The most difficult thing in any election is to read the voters’ mind. It becomes all the more difficult when caste complexities and religious polarisation become the deciding factors. Kairana in UP is a classic example of such a mix of ideas, issues, politics and people.
The run-up to Lok Sabha by-poll to be held on May 28 has transformed Kairana into a political laboratory with stakeholders experimenting to find their formula for success in the 2019 elections.
The Lok Sabha seat fell vacant following the death of BJP MP Hukum Singh, the man “credited with” the “Hindu exodus” that polarised voters in 2017 Assembly elections. The BJP has reposed faith in his daughter Mriganka Singh who will be fighting Tabassum Hasan, fielded by the Rashtriya Lok Dal and backed by the Samajwadi Party, Bahujan Samaj Party and the Congress. Tabassum, a former MP, is the wife of veteran SP leader Munawar Hasan. If Mriganka manages to win this by-election, it would also mean settling “old scores” with the Hasan family – Tabasum’s son Nahid Hassan had defeated Mriganka in the 2017 Assembly elections.
Obviously, the stakes are high as the BJP, pitted against a united Opposition, faces an uphill climb to reclaim its territory. So, on a scorching May afternoon, as BJP leaders gradually arrived at a small meeting ground in a congested market area in Shamli, desperation was writ large on their faces.
BJP leaders address a rally in Shamli in the run-up to May 28 Kairana by-poll. [Credit: Mausami Singh]
One of them, taking the microphone, tried his best to whip up hysteria, but the crowd didn’t seem too enthused. The stage was jam-packed with men in starched kurtas and a few women in sarees. A bunch of ministers, legislators and the state BJP chief sat together in a show of strength. After having burnt its fingers in the by-elections of Gorakhpur and Phulpur, the saffron party is treading with caution. Off the record, BJP leaders admit that the odds are heavily against them.
With Yogi Adityanath in the state and Narendra Modi at the Centre, winning Kairana should ideally have been a cakewalk for the BJP, but for the demography of this constituency and the new Opposition alliance. Out of 17 lakh voters, almost five and half lakh are Muslims and about two lakh are Dalits, and a consolidation of the two for any candidate would mean an easy victory.
Rashtriya Lok Dal candidate Tabassum Hasan is backed by the SP, BSP and Congress. [Credit: Mausami Singh]
The nationwide protests called by Dalit outfits on May 2 are an indicator of the simmering discontent and anger among the community. Many of them voted for Modi in 2014, but there is a growing sense of disappointment with the ruling BJP. In such a scenario, they only have Mayawati to look up to. With the latest alliance in place, the caste balance is heavily tilted in favour of the Opposition. To add to the Dalit and Muslim votes, the Jats have a strong emotional connect with Chaudhary Charan Singh’s RLD.

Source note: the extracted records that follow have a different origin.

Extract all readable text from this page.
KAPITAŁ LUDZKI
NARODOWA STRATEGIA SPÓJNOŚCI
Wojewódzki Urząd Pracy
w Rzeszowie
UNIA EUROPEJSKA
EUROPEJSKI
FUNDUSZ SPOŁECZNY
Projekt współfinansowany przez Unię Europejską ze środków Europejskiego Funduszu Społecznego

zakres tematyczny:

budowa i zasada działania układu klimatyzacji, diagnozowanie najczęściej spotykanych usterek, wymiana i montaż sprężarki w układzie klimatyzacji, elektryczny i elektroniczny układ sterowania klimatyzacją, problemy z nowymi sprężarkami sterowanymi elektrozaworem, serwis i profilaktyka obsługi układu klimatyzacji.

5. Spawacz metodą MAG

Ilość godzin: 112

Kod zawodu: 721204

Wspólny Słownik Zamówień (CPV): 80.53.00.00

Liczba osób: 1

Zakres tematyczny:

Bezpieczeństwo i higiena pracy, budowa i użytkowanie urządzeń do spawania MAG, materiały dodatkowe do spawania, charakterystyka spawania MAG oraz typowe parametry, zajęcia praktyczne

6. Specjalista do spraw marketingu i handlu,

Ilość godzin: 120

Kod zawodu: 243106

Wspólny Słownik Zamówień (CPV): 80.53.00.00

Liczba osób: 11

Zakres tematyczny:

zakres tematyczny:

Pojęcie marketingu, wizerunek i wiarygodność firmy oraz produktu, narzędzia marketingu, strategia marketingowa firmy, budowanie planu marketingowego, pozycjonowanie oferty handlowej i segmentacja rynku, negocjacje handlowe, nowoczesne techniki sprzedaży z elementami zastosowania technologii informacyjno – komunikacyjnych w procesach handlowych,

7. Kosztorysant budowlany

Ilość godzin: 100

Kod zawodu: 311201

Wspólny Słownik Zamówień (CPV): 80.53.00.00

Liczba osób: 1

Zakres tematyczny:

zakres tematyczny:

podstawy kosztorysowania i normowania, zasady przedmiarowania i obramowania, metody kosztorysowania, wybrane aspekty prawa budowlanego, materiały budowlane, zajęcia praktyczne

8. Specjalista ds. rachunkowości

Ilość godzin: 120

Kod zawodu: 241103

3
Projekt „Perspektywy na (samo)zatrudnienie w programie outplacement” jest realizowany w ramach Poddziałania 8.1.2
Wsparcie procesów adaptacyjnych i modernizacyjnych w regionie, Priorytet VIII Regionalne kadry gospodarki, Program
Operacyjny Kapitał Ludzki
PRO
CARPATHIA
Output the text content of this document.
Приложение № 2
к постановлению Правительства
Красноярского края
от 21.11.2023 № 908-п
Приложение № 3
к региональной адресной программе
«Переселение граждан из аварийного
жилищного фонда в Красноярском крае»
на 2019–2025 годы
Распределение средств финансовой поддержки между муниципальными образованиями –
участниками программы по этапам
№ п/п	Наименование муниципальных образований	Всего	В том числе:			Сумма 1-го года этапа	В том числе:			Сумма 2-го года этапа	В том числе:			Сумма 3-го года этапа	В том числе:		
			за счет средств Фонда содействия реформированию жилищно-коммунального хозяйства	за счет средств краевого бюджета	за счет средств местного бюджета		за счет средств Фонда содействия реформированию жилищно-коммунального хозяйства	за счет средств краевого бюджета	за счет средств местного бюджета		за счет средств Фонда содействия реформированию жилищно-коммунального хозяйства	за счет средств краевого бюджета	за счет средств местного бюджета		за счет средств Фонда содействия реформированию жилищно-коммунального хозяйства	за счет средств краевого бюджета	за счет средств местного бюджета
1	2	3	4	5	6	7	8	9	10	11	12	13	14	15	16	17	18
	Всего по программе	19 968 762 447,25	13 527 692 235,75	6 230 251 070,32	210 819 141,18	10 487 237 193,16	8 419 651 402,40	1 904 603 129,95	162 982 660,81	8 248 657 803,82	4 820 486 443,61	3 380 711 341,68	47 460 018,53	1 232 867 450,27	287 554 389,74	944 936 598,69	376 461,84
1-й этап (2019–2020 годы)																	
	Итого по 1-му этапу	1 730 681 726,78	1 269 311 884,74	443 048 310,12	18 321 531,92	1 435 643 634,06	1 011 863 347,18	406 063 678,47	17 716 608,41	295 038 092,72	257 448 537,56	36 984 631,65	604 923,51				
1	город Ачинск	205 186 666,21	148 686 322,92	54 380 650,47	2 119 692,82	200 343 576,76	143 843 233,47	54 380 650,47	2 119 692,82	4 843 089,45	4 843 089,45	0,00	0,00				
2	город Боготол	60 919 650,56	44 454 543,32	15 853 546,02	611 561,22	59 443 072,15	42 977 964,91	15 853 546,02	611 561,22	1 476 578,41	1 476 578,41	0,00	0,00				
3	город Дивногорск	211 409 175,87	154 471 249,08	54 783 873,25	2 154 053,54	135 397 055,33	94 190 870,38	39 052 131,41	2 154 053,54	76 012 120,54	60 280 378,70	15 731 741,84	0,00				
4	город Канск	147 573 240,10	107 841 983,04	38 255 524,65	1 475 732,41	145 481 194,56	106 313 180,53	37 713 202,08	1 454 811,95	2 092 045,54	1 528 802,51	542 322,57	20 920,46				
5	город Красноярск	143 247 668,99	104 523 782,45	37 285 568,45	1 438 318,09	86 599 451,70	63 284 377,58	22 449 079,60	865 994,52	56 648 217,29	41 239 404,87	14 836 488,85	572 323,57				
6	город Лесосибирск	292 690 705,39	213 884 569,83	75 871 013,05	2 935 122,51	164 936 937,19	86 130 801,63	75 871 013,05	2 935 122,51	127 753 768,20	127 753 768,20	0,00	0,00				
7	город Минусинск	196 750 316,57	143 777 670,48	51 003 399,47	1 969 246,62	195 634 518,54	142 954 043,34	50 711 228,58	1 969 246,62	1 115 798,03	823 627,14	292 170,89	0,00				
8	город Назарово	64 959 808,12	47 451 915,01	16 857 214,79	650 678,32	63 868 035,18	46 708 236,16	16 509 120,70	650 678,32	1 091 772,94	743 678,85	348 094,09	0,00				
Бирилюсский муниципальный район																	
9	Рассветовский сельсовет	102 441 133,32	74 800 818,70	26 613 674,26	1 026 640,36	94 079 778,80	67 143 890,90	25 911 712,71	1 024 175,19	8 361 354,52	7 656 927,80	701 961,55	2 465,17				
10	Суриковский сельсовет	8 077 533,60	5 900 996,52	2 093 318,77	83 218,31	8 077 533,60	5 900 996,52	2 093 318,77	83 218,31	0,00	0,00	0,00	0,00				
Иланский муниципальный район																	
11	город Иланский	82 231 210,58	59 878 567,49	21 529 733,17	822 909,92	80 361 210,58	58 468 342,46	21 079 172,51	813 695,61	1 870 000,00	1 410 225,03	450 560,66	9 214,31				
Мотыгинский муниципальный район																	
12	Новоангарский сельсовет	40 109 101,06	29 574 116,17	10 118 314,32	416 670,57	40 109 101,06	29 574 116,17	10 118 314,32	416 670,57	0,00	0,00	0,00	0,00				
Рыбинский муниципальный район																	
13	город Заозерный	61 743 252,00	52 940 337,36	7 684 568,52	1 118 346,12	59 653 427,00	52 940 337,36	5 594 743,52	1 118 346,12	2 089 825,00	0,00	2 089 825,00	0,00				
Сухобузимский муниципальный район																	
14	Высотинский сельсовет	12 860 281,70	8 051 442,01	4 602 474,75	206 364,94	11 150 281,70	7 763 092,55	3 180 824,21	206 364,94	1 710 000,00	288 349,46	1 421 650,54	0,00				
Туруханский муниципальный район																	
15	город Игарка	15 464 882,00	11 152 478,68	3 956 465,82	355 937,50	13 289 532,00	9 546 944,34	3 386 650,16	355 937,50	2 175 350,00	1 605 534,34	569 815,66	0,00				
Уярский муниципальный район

When combined, the Jats and other backward caste voters make up 11.5 lakh votes.
BJP candidate Mriganka Singh is the daughter of the late MP Hukum Singh. [Credit: Facebook/Mriganka Singh]
There is an old saying in Uttar Pradesh that whichever party wins over the “burqa and khurpa” (a combination of Muslims, Dalits and OBCs) rules the state.
Raking up ‘Hindu exodus’
As BJP leaders addressed the small gathering of a few hundred people in Shamli, it was clear that the political discourse would invariably veer towards “migration” and “ghar wapsi”.
Controversial leader and state minister Suresh Rana, thundered: “Who was Hukum Singh? He always stood for the welfare of his people, he was the person who raised the issue of migration in the beginning.”
“Ever since Yogi government has come to power the law and order situation has improved greatly.”
“Many have come back, people are calling to get their children admitted in school here.”
Almost two years back, Hukum Singh had flashed a list of 346 Hindu families alleging that they had fled the district due to rampant lawlessness and fear. Various media reports though disputed the BJP’s claims on “Kairana exodus” after probe.
Regardless of the facts, the BJP propaganda machine went into an overdrive to make it a poll issue.
‘Encounter raj’ or no-tolerance policy?
It is clear that the ruling party doesn’t have enough issues to whip up a frenzy among voters. While voters are not ready to buy its promise of good governance, the party has faltered big time on the employment front as well.
Since restoring law and order was one of its main poll plank during the 2017 Assembly election, BJP leaders have been flaunting a string of “encounters” as the government’s no-tolerance policy against crime. This despite various reports accusing the BJP of misusing the UP police to create fear among people with fake encounters.
In a constituency with a deeply divisive history, political parties and poll rhetoric hardly have any place for development and livelihood issues.